La centralità delle persone è del resto l’elemento chiave intorno al quale ruota l’affermazione delle
smart city, profondamente esemplificative della rivoluzione che investirà il settore nel dopo pandemia. Cambierà il modo di concepire e organizzare gli spazi, privati e pubblici, e il loro utilizzo. Cambieranno gli spazi dell’abitare e le loro funzioni, ma cambieranno anche gli spazi destinati al lavoro, con uffici sempre più pensati come luoghi di incontro e interazione, deputati allo svolgimento delle attività più prettamente collaborative pur senza dimenticare le esigenze del lavoro da remoto. E muteranno anche le strutture di collegamento tra questi spazi sempre meno definiti e più ibridi, ripensati secondo un paradigma che farà della multifunzionalità uno dei suoi cardini. Si modificheranno le modalità di costruzione di abitazioni, uffici e infrastrutture; l’intero spazio urbano sarà toccato da questo processo trasformativo e verrà ridisegnato anche in funzione degli input derivanti dalla raccolta e analisi di dati che raccontano la città e le sue esigenze attraverso, ad esempio, la gestione di eventi ( scioperi, manifestazioni, emergenze) in tempo reale.

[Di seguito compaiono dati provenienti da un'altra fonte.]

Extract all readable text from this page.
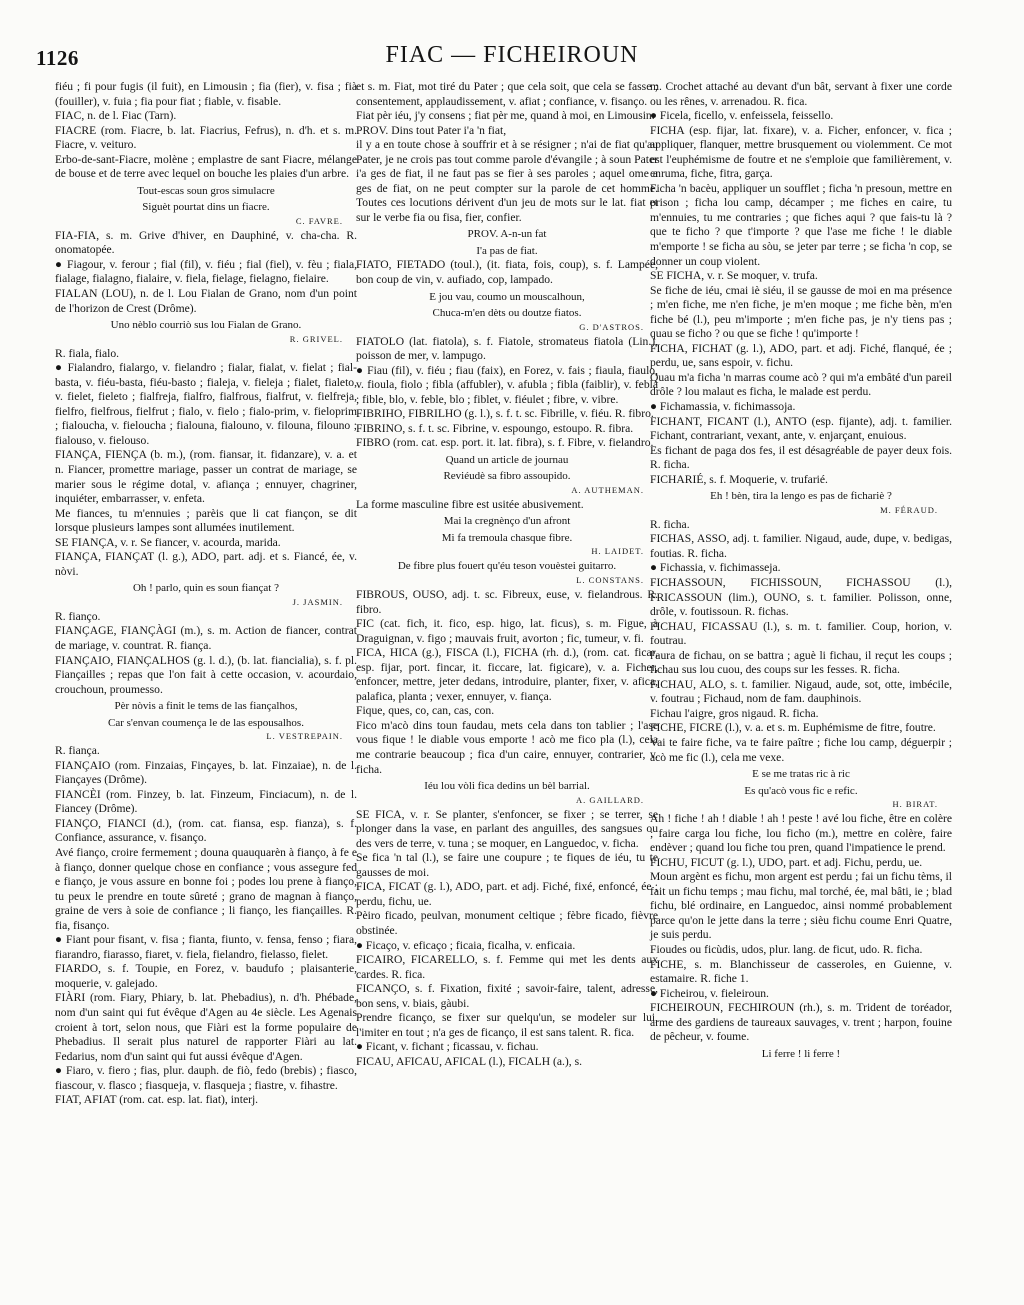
1126	FIAC — FICHEIROUN

fiéu ; fi pour fugis (il fuit), en Limousin ; fia (fier), v. fisa ; fià (fouiller), v. fuia ; fia pour fiat ; fiable, v. fisable.

FIAC, n. de l. Fiac (Tarn).

FIACRE (rom. Fiacre, b. lat. Fiacrius, Fefrus), n. d'h. et s. m. Fiacre, v. veituro.

Erbo-de-sant-Fiacre, molène ; emplastre de sant Fiacre, mélange de bouse et de terre avec lequel on bouche les plaies d'un arbre.

Tout-escas soun gros simulacre

Siguèt pourtat dins un fiacre.

C. FAVRE.

FIA-FIA, s. m. Grive d'hiver, en Dauphiné, v. cha-cha. R. onomatopée.

● Fiagour, v. ferour ; fial (fil), v. fiéu ; fial (fiel), v. fèu ; fiala, fialage, fialagno, fialaire, v. fiela, fielage, fielagno, fielaire.

FIALAN (LOU), n. de l. Lou Fialan de Grano, nom d'un point de l'horizon de Crest (Drôme).

Uno nèblo courriò sus lou Fialan de Grano.

R. GRIVEL.

R. fiala, fialo.

● Fialandro, fialargo, v. fielandro ; fialar, fialat, v. fielat ; fial-basta, v. fiéu-basta, fiéu-basto ; fialeja, v. fieleja ; fialet, fialeto, v. fielet, fieleto ; fialfreja, fialfro, fialfrous, fialfrut, v. fielfreja, fielfro, fielfrous, fielfrut ; fialo, v. fielo ; fialo-prim, v. fieloprim ; fialoucha, v. fieloucha ; fialouna, fialouno, v. filouna, filouno ; fialouso, v. fielouso.

FIANÇA, FIENÇA (b. m.), (rom. fiansar, it. fidanzare), v. a. et n. Fiancer, promettre mariage, passer un contrat de mariage, se marier sous le régime dotal, v. afiança ; ennuyer, chagriner, inquiéter, embarrasser, v. enfeta.

Me fiances, tu m'ennuies ; parèis que li cat fiançon, se dit lorsque plusieurs lampes sont allumées inutilement.

SE FIANÇA, v. r. Se fiancer, v. acourda, marida.

FIANÇA, FIANÇAT (l. g.), ADO, part. adj. et s. Fiancé, ée, v. nòvi.

Oh ! parlo, quin es soun fiançat ?

J. JASMIN.

R. fianço.

FIANÇAGE, FIANÇÀGI (m.), s. m. Action de fiancer, contrat de mariage, v. countrat. R. fiança.

FIANÇAIO, FIANÇALHOS (g. l. d.), (b. lat. fiancialia), s. f. pl. Fiançailles ; repas que l'on fait à cette occasion, v. acourdaio, crouchoun, proumesso.

Pèr nòvis a finit le tems de las fiançalhos,

Car s'envan coumença le de las espousalhos.

L. VESTREPAIN.

R. fiança.

FIANÇAIO (rom. Finzaias, Finçayes, b. lat. Finzaiae), n. de l. Fiançayes (Drôme).

FIANCÈI (rom. Finzey, b. lat. Finzeum, Finciacum), n. de l. Fiancey (Drôme).

FIANÇO, FIANCI (d.), (rom. cat. fiansa, esp. fianza), s. f. Confiance, assurance, v. fisanço.

Avé fianço, croire fermement ; douna quauquarèn à fianço, à fe e à fianço, donner quelque chose en confiance ; vous assegure fed e fianço, je vous assure en bonne foi ; podes lou prene à fianço, tu peux le prendre en toute sûreté ; grano de magnan à fianço, graine de vers à soie de confiance ; li fianço, les fiançailles. R. fia, fisanço.

● Fiant pour fisant, v. fisa ; fianta, fiunto, v. fensa, fenso ; fiara, fiarandro, fiarasso, fiaret, v. fiela, fielandro, fielasso, fielet.

FIARDO, s. f. Toupie, en Forez, v. baudufo ; plaisanterie, moquerie, v. galejado.

FIÀRI (rom. Fiary, Phiary, b. lat. Phebadius), n. d'h. Phébade, nom d'un saint qui fut évêque d'Agen au 4e siècle. Les Agenais croient à tort, selon nous, que Fiàri est la forme populaire de Phebadius. Il serait plus naturel de rapporter Fiàri au lat. Fedarius, nom d'un saint qui fut aussi évêque d'Agen.

● Fiaro, v. fiero ; fias, plur. dauph. de fiò, fedo (brebis) ; fiasco, fiascour, v. flasco ; fiasqueja, v. flasqueja ; fiastre, v. fihastre.

FIAT, AFIAT (rom. cat. esp. lat. fiat), interj.

et s. m. Fiat, mot tiré du Pater ; que cela soit, que cela se fasse ; consentement, applaudissement, v. afiat ; confiance, v. fisanço.

Fiat pèr iéu, j'y consens ; fiat pèr me, quand à moi, en Limousin.

PROV. Dins tout Pater i'a 'n fiat,

il y a en toute chose à souffrir et à se résigner ; n'ai de fiat qu'au Pater, je ne crois pas tout comme parole d'évangile ; à soun Pater i'a ges de fiat, il ne faut pas se fier à ses paroles ; aquel ome a ges de fiat, on ne peut compter sur la parole de cet homme. Toutes ces locutions dérivent d'un jeu de mots sur le lat. fiat et sur le verbe fia ou fisa, fier, confier.

PROV. A-n-un fat

I'a pas de fiat.

FIATO, FIETADO (toul.), (it. fiata, fois, coup), s. f. Lampée, bon coup de vin, v. aufiado, cop, lampado.

E jou vau, coumo un mouscalhoun,

Chuca-m'en dèts ou doutze fiatos.

G. D'ASTROS.

FIATOLO (lat. fiatola), s. f. Fiatole, stromateus fiatola (Lin.), poisson de mer, v. lampugo.

● Fiau (fil), v. fiéu ; fiau (faix), en Forez, v. fais ; fiaula, fiaulo, v. fioula, fiolo ; fibla (affubler), v. afubla ; fibla (faiblir), v. febla ; fible, blo, v. feble, blo ; fiblet, v. fiéulet ; fibre, v. vibre.

FIBRIHO, FIBRILHO (g. l.), s. f. t. sc. Fibrille, v. fiéu. R. fibro.

FIBRINO, s. f. t. sc. Fibrine, v. espoungo, estoupo. R. fibra.

FIBRO (rom. cat. esp. port. it. lat. fibra), s. f. Fibre, v. fielandro.

Quand un article de journau

Reviéudè sa fibro assoupido.

A. AUTHEMAN.

La forme masculine fibre est usitée abusivement.

Mai la cregnènço d'un afront

Mi fa tremoula chasque fibre.

H. LAIDET.

De fibre plus fouert qu'éu teson vouèstei guitarro.

L. CONSTANS.

FIBROUS, OUSO, adj. t. sc. Fibreux, euse, v. fielandrous. R. fibro.

FIC (cat. fich, it. fico, esp. higo, lat. ficus), s. m. Figue, à Draguignan, v. figo ; mauvais fruit, avorton ; fic, tumeur, v. fi.

FICA, HICA (g.), FISCA (l.), FICHA (rh. d.), (rom. cat. ficar, esp. fijar, port. fincar, it. ficcare, lat. figicare), v. a. Ficher, enfoncer, mettre, jeter dedans, introduire, planter, fixer, v. afica, palafica, planta ; vexer, ennuyer, v. fiança.

Fique, ques, co, can, cas, con.

Fico m'acò dins toun faudau, mets cela dans ton tablier ; l'ase vous fique ! le diable vous emporte ! acò me fico pla (l.), cela me contrarie beaucoup ; fica d'un caire, ennuyer, contrarier, v. ficha.

Iéu lou vòli fica dedins un bèl barrial.

A. GAILLARD.

SE FICA, v. r. Se planter, s'enfoncer, se fixer ; se terrer, se plonger dans la vase, en parlant des anguilles, des sangsues ou des vers de terre, v. tuna ; se moquer, en Languedoc, v. ficha.

Se fica 'n tal (l.), se faire une coupure ; te fiques de iéu, tu te gausses de moi.

FICA, FICAT (g. l.), ADO, part. et adj. Fiché, fixé, enfoncé, ée ; perdu, fichu, ue.

Pèiro ficado, peulvan, monument celtique ; fèbre ficado, fièvre obstinée.

● Ficaço, v. eficaço ; ficaia, ficalha, v. enficaia.

FICAIRO, FICARELLO, s. f. Femme qui met les dents aux cardes. R. fica.

FICANÇO, s. f. Fixation, fixité ; savoir-faire, talent, adresse, bon sens, v. biais, gàubi.

Prendre ficanço, se fixer sur quelqu'un, se modeler sur lui, l'imiter en tout ; n'a ges de ficanço, il est sans talent. R. fica.

● Ficant, v. fichant ; ficassau, v. fichau.

FICAU, AFICAU, AFICAL (l.), FICALH (a.), s.

m. Crochet attaché au devant d'un bât, servant à fixer une corde ou les rênes, v. arrenadou. R. fica.

● Ficela, ficello, v. enfeissela, feissello.

FICHA (esp. fijar, lat. fixare), v. a. Ficher, enfoncer, v. fica ; appliquer, flanquer, mettre brusquement ou violemment. Ce mot est l'euphémisme de foutre et ne s'emploie que familièrement, v. enruma, fiche, fitra, garça.

Ficha 'n bacèu, appliquer un soufflet ; ficha 'n presoun, mettre en prison ; ficha lou camp, décamper ; me fiches en caire, tu m'ennuies, tu me contraries ; que fiches aqui ? que fais-tu là ? que te ficho ? que t'importe ? que l'ase me fiche ! le diable m'emporte ! se ficha au sòu, se jeter par terre ; se ficha 'n cop, se donner un coup violent.

SE FICHA, v. r. Se moquer, v. trufa.

Se fiche de iéu, cmai iè siéu, il se gausse de moi en ma présence ; m'en fiche, me n'en fiche, je m'en moque ; me fiche bèn, m'en fiche bé (l.), peu m'importe ; m'en fiche pas, je n'y tiens pas ; quau se ficho ? ou que se fiche ! qu'importe !

FICHA, FICHAT (g. l.), ADO, part. et adj. Fiché, flanqué, ée ; perdu, ue, sans espoir, v. fichu.

Quau m'a ficha 'n marras coume acò ? qui m'a embâté d'un pareil drôle ? lou malaut es ficha, le malade est perdu.

● Fichamassia, v. fichimassoja.

FICHANT, FICANT (l.), ANTO (esp. fijante), adj. t. familier. Fichant, contrariant, vexant, ante, v. enjarçant, enuious.

Es fichant de paga dos fes, il est désagréable de payer deux fois. R. ficha.

FICHARIÉ, s. f. Moquerie, v. trufarié.

Eh ! bèn, tira la lengo es pas de fichariè ?

M. FÉRAUD.

R. ficha.

FICHAS, ASSO, adj. t. familier. Nigaud, aude, dupe, v. bedigas, foutias. R. ficha.

● Fichassia, v. fichimasseja.

FICHASSOUN, FICHISSOUN, FICHASSOU (l.), FRICASSOUN (lim.), OUNO, s. t. familier. Polisson, onne, drôle, v. foutissoun. R. fichas.

FICHAU, FICASSAU (l.), s. m. t. familier. Coup, horion, v. foutrau.

l'aura de fichau, on se battra ; aguè li fichau, il reçut les coups ; fichau sus lou cuou, des coups sur les fesses. R. ficha.

FICHAU, ALO, s. t. familier. Nigaud, aude, sot, otte, imbécile, v. foutrau ; Fichaud, nom de fam. dauphinois.

Fichau l'aigre, gros nigaud. R. ficha.

FICHE, FICRE (l.), v. a. et s. m. Euphémisme de fitre, foutre.

Vai te faire fiche, va te faire paître ; fiche lou camp, déguerpir ; acò me fic (l.), cela me vexe.

E se me tratas ric à ric

Es qu'acò vous fic e refic.

H. BIRAT.

Ah ! fiche ! ah ! diable ! ah ! peste ! avé lou fiche, être en colère ; faire carga lou fiche, lou ficho (m.), mettre en colère, faire endèver ; quand lou fiche tou pren, quand l'impatience le prend.

FICHU, FICUT (g. l.), UDO, part. et adj. Fichu, perdu, ue.

Moun argènt es fichu, mon argent est perdu ; fai un fichu tèms, il fait un fichu temps ; mau fichu, mal torché, ée, mal bâti, ie ; blad fichu, blé ordinaire, en Languedoc, ainsi nommé probablement parce qu'on le jette dans la terre ; sièu fichu coume Enri Quatre, je suis perdu.

Fioudes ou ficùdis, udos, plur. lang. de ficut, udo. R. ficha.

FICHE, s. m. Blanchisseur de casseroles, en Guienne, v. estamaire. R. fiche 1.

● Ficheirou, v. fieleiroun.

FICHEIROUN, FECHIROUN (rh.), s. m. Trident de toréador, arme des gardiens de taureaux sauvages, v. trent ; harpon, fouine de pêcheur, v. foume.

Li ferre ! li ferre !
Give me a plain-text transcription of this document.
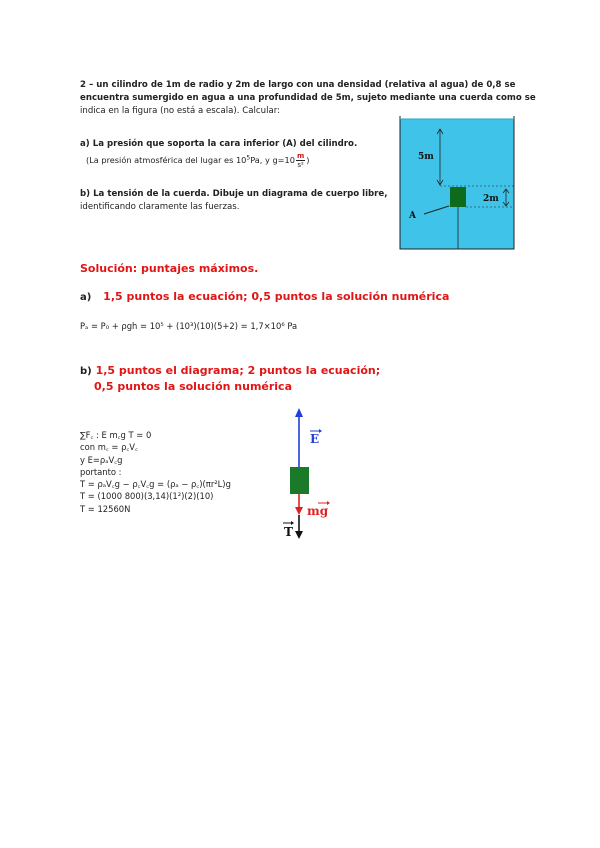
2 – un cilindro de 1m de radio y 2m de largo con una densidad (relativa al agua) de 0,8 se
encuentra sumergido en agua a una profundidad de 5m, sujeto mediante una cuerda como se
indica en la figura (no está a escala). Calcular:
a) La presión que soporta la cara inferior (A) del cilindro.
(La presión atmosférica del lugar es $10^5Pa$, y $g=10 \frac{m}{\text{s²}}$ )
b) La tensión de la cuerda. Dibuje un diagrama de cuerpo libre,
identificando claramente las fuerzas.
5m
2m
A
Solución: puntajes máximos.
a) 1,5 puntos la ecuación; 0,5 puntos la solución numérica
Pₐ = P₀ + ρgh = 10⁵ + (10³)(10)(5+2) = 1,7×10⁶ Pa
b) 1,5 puntos el diagrama; 2 puntos la ecuación;
0,5 puntos la solución numérica
∑F꜀ : E m꜀g T = 0
con m꜀ = ρ꜀V꜀
y E=ρₐV꜀g
portanto :
T = ρₐV꜀g − ρ꜀V꜀g = (ρₐ − ρ꜀)(πr²L)g
T = (1000 800)(3,14)(1²)(2)(10)
T = 12560N
E
mg
T
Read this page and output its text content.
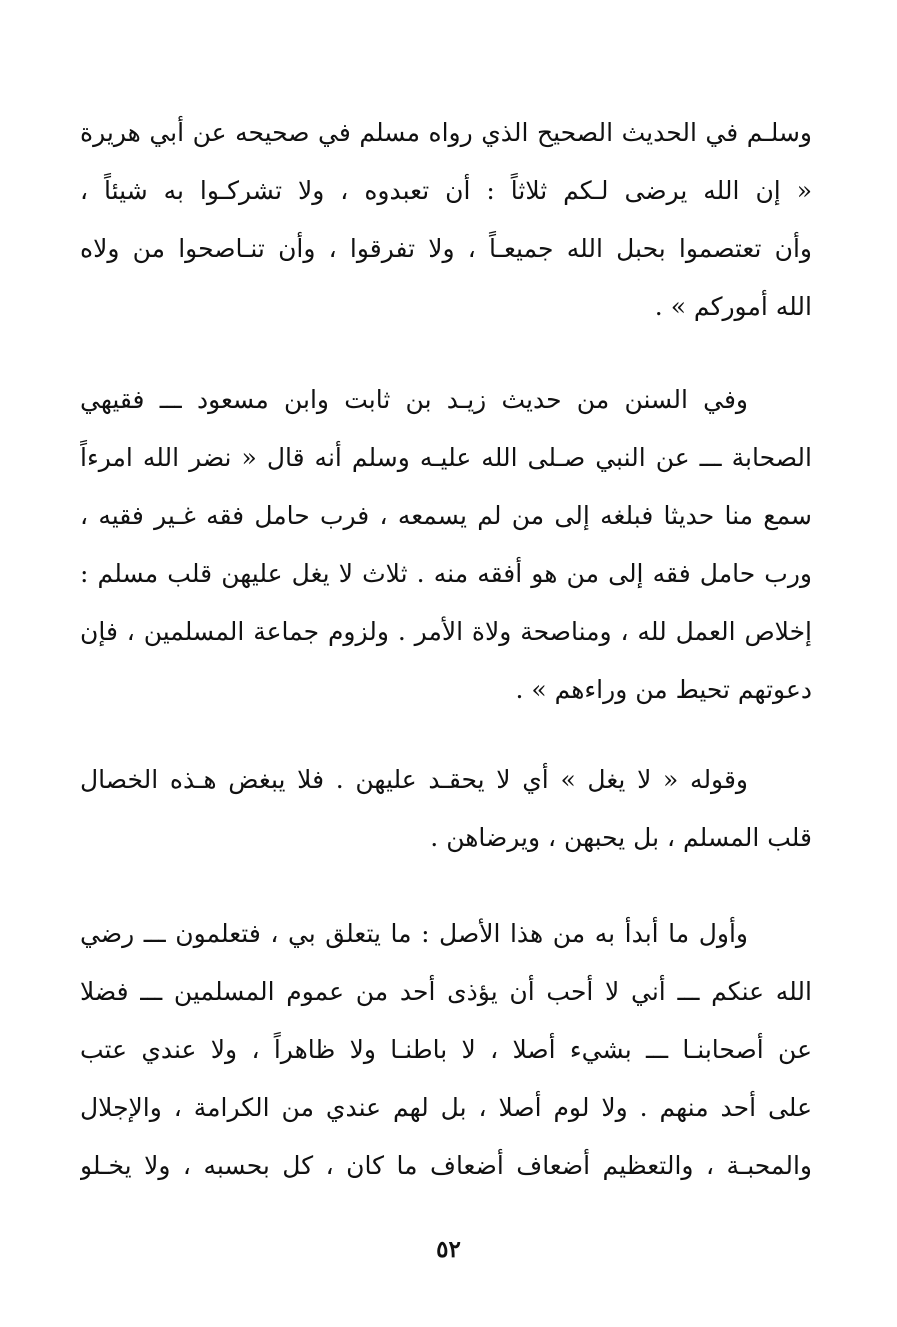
وسلـم في الحديث الصحيح الذي رواه مسلم في صحيحه عن أبي هريرة
« إن الله يرضى لـكم ثلاثاً : أن تعبدوه ، ولا تشركـوا به شيئاً ،
وأن تعتصموا بحبل الله جميعـاً ، ولا تفرقوا ، وأن تنـاصحوا من ولاه
الله أموركم » .
وفي السنن من حديث زيـد بن ثابت وابن مسعود ـــ فقيهي
الصحابة ـــ عن النبي صـلى الله عليـه وسلم أنه قال « نضر الله امرءاً
سمع منا حديثا فبلغه إلى من لم يسمعه ، فرب حامل فقه غـير فقيه ،
ورب حامل فقه إلى من هو أفقه منه . ثلاث لا يغل عليهن قلب مسلم :
إخلاص العمل لله ، ومناصحة ولاة الأمر . ولزوم جماعة المسلمين ، فإن
دعوتهم تحيط من وراءهم » .
وقوله « لا يغل » أي لا يحقـد عليهن . فلا يبغض هـذه الخصال
قلب المسلم ، بل يحبهن ، ويرضاهن .
وأول ما أبدأ به من هذا الأصل : ما يتعلق بي ، فتعلمون ـــ رضي
الله عنكم ـــ أني لا أحب أن يؤذى أحد من عموم المسلمين ـــ فضلا
عن أصحابنـا ـــ بشيء أصلا ، لا باطنـا ولا ظاهراً ، ولا عندي عتب
على أحد منهم . ولا لوم أصلا ، بل لهم عندي من الكرامة ، والإجلال
والمحبـة ، والتعظيم أضعاف أضعاف ما كان ، كل بحسبه ، ولا يخـلو
٥٢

Per realizzare questo nuovo disegno delle città e delle infrastrutture sottostanti sarà necessario il contributo di tutti i soggetti attivi nel settore: architetti, ingegneri, costruttori, erogatori di servizi di utilità pubblica. Tutti saranno chiamati a dare un contributo alla ridefinizione delle città e delle loro infrastrutture attraverso piattaforme digitali e supporto cloud, con l’obiettivo di partecipare a un processo collettivo e rigenerativo virtuoso ed efficace, incentrato sui bisogni dell’utente finale e pensato per portare valore alla comunità, oltre che nuova redditività per il settore.